Joy joined then too...as I saw an exotic heroine rather than a sick patient. Flying through the galaxy on a ship, not limping back to bed. My body would never be the same. It would need pills and blood transfusions, as others' generosity carried me back to Life.

But those nights, ah those nights, I began to understand the answer to the Caterpillar's question, Who. Are. You?.

I am Beauty. Always and forever. I am Beauty. Always and forever. I am Beauty.

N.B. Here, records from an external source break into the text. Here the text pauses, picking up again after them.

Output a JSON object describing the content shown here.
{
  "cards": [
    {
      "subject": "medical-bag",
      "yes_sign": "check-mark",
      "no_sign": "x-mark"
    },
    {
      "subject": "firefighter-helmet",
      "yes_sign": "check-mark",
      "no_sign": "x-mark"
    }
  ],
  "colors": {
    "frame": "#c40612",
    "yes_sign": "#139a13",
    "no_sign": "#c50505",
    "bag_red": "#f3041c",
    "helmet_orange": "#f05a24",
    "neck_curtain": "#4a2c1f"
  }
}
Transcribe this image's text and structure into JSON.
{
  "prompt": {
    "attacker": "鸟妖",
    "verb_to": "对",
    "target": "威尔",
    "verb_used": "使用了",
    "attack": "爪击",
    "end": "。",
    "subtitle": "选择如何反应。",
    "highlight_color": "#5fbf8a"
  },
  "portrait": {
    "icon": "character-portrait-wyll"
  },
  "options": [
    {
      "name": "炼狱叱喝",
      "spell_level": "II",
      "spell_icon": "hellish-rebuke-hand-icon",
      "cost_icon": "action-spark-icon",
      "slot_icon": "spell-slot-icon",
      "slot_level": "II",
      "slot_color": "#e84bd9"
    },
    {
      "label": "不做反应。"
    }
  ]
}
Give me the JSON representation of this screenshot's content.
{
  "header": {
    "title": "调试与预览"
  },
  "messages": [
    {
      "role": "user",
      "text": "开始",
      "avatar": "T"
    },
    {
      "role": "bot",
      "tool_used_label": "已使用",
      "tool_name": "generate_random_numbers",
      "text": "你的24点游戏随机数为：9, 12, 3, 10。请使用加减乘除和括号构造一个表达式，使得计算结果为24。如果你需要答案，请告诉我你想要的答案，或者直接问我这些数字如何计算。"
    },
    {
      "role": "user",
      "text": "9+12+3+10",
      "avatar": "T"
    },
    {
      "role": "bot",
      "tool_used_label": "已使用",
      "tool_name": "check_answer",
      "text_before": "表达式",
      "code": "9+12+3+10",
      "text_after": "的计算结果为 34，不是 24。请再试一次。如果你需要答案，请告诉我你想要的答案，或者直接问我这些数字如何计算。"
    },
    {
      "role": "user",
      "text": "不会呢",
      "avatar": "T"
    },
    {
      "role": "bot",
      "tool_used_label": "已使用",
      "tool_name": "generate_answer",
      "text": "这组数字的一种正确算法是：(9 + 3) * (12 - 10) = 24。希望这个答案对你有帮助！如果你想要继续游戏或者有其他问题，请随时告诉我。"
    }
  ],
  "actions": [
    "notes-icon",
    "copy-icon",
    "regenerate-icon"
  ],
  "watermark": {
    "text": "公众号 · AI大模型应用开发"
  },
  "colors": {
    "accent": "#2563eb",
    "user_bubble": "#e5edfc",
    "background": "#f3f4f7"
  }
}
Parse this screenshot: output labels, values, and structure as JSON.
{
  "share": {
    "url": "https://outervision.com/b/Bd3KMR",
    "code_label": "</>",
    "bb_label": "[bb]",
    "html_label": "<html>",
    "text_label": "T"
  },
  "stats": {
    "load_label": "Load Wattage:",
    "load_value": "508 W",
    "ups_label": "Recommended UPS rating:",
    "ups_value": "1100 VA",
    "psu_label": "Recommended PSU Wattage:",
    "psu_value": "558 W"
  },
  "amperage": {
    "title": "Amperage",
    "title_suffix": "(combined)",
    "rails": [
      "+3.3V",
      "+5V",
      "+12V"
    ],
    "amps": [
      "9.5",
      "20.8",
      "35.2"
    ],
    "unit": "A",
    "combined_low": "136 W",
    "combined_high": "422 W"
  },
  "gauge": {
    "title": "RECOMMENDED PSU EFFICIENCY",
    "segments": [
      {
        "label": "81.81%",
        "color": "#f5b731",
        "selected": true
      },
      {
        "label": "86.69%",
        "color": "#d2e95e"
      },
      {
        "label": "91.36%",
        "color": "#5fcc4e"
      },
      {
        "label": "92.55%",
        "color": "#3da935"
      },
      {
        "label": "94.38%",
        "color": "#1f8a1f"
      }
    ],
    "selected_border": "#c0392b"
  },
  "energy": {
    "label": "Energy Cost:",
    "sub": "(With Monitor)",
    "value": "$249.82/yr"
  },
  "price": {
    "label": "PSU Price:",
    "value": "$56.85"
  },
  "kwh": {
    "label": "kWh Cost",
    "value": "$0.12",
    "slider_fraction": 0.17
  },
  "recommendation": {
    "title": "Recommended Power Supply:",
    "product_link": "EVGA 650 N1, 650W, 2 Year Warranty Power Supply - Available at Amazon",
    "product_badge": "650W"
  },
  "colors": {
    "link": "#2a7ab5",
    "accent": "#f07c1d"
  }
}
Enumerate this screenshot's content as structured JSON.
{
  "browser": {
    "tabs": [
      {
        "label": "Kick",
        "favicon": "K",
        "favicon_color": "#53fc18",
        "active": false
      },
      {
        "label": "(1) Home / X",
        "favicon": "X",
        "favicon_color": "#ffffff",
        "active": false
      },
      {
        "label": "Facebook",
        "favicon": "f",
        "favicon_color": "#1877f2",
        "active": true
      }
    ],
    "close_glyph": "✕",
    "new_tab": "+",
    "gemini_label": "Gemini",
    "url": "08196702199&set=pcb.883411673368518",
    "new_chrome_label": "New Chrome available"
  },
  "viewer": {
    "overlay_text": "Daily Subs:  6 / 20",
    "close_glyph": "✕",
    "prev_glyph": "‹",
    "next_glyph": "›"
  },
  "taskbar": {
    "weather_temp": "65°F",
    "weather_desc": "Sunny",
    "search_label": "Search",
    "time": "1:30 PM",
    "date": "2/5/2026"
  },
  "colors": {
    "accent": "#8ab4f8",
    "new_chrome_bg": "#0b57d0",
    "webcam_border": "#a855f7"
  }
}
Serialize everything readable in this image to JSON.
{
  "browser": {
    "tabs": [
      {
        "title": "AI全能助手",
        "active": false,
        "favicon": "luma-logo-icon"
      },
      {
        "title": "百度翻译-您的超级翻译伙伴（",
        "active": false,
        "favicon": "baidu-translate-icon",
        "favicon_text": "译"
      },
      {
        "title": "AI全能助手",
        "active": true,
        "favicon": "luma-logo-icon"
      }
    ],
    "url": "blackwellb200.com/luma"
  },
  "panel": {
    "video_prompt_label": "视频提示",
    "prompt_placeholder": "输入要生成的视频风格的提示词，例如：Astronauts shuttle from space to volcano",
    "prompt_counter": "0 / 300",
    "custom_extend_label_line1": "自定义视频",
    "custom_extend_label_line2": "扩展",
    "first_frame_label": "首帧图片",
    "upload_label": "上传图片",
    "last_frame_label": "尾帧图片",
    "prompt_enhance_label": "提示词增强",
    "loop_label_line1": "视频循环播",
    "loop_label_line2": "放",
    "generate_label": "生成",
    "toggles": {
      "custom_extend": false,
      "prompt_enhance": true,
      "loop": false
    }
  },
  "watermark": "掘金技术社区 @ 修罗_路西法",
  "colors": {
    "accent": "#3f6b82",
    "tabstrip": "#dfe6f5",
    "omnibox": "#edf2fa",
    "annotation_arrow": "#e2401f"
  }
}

And I lived happily ever after. Okay no, there is more to this fairy tale, but for now, this was a Very Good Ending.
 

Now of all my adventures, The Mirror is a favorite one. For we are super heroes every single day, not just when woken in the night during chemo sweats. When we wake to an easy summer day or when we fall out of bed in the darkest of winter. My right leg swung a light saber and contained a tumor, and I will forever celebrate that leg's loyalty to me. That it knew just what it had to do and bravely did so, sacrificing itself in my intergalactic adventure of the grandest sort.


My wish upon a star is that we speak kindly when we look in those mirrors. For all our bodies are a beautiful testament to our lives. Changing and slipping and softening as our years pass through that hourglass (if we are lucky enough to be here, to live them). So we decide to call our bodies gorgeous, even when a magazine spread tries to make us think otherwise. Because our battle scars deserve our thanks, not our derision, nor certainly judgment from another.


So during the night, on a too busy day, when we're troubled or delighted, rushing past that mirror we wink, smile and say...


...we are Beauty. Always and forever. We are Beauty. Always and forever. We are Beauty.